Detrás del encuentro hay semanas de intercambios entre el entorno de ambos presidentes, donde han sido decisivas las conversaciones del enviado especial Steven Whitkoff y el asesor Jared Kushner con la delegación ucraniana, quienes elaboraron la base de un nuevo borrador diplomático que se pondrá a prueba durante la reunión.

El documento, todavía confidencial, propone congelar la línea de combate en su posición actual, un punto que permitiría detener la ofensiva en territorio ucraniano mientras se define el contenido político del acuerdo. Sin embargo, el plan no detalla qué ocurrirá con las zonas ocupadas por Rusia, generando dudas incluso dentro del gabinete de Kiev. Aun así, desde Ucrania aseguran que ya existe un consenso preliminar con Washington sobre los ejes centrales para enfriar el conflicto.
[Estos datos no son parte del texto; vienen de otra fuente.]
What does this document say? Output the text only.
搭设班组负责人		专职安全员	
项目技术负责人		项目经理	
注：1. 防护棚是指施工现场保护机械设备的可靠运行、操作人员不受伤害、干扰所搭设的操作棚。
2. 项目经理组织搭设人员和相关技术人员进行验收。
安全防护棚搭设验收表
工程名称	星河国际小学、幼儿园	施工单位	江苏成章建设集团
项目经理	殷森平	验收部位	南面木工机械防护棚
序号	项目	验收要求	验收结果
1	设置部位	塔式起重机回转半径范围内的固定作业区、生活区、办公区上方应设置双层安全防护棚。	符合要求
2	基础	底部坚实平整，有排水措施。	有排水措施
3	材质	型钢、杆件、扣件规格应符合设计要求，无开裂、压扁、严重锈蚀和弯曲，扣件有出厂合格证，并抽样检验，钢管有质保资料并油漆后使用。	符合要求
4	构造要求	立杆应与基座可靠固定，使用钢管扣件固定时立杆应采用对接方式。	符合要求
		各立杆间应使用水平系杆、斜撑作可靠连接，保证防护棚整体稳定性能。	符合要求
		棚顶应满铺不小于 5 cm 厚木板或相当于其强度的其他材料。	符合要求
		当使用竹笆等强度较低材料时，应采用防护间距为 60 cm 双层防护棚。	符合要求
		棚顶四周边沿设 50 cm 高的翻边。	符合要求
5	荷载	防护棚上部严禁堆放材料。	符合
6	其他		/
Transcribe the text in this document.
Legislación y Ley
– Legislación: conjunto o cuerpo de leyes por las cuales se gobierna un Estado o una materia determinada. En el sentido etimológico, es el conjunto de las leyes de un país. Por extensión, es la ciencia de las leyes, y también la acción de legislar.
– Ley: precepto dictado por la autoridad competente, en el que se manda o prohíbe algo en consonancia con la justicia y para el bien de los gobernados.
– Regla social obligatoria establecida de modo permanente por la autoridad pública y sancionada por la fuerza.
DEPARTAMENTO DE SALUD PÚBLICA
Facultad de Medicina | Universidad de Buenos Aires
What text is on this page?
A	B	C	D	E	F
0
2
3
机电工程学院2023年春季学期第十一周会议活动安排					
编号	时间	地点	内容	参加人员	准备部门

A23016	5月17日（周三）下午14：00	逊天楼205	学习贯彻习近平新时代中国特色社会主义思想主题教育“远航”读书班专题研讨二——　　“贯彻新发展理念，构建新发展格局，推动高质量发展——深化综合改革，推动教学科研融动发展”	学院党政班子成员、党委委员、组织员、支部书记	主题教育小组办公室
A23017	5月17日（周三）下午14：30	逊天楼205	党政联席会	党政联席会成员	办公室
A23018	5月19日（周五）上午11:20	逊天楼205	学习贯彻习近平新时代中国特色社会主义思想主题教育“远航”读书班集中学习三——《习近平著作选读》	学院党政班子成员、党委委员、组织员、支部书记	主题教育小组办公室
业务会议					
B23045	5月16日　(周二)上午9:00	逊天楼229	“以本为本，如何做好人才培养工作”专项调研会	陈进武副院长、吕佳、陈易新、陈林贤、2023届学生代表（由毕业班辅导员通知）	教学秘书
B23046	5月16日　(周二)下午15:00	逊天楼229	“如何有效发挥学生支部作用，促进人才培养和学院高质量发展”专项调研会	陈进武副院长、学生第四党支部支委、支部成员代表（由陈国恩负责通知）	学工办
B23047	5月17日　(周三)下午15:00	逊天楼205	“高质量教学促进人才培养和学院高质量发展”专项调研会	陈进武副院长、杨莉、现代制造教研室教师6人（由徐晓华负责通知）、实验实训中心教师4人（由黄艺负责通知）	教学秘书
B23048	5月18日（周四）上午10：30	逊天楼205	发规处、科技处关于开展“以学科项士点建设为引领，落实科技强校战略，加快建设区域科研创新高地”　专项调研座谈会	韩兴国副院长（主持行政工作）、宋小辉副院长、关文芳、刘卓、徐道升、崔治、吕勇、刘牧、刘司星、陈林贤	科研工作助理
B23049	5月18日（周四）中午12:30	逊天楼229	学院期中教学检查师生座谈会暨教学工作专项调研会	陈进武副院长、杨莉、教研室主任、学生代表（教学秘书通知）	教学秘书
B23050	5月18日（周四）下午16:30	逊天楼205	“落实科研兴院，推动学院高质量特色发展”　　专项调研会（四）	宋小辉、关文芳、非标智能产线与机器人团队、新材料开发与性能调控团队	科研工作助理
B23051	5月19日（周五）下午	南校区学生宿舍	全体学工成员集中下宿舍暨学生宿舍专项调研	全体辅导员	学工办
Este borrador se diferencia de versiones previas porque ya no exige la retirada completa de las tropas rusas del Donbás ni la promesa formal de que Ucrania no ingresará a la OTAN, condiciones históricamente innegociables para Moscú. La modificación de estos puntos alimenta las expectativas de que el Kremlin podría aceptar sentarse a la mesa, aunque representaría un giro sensible en la situación territorial ucraniana.

Mientras tanto, los aliados europeos observan el proceso con preocupación. Temen que un entendimiento bilateral entre Estados Unidos y Rusia desemboque en una paz apresurada que obligue a Kiev a ceder soberanía. La cautela domina en la OTAN, donde consideran que cualquier avance que excluya a Europa podría alterar el equilibrio estratégico de la región.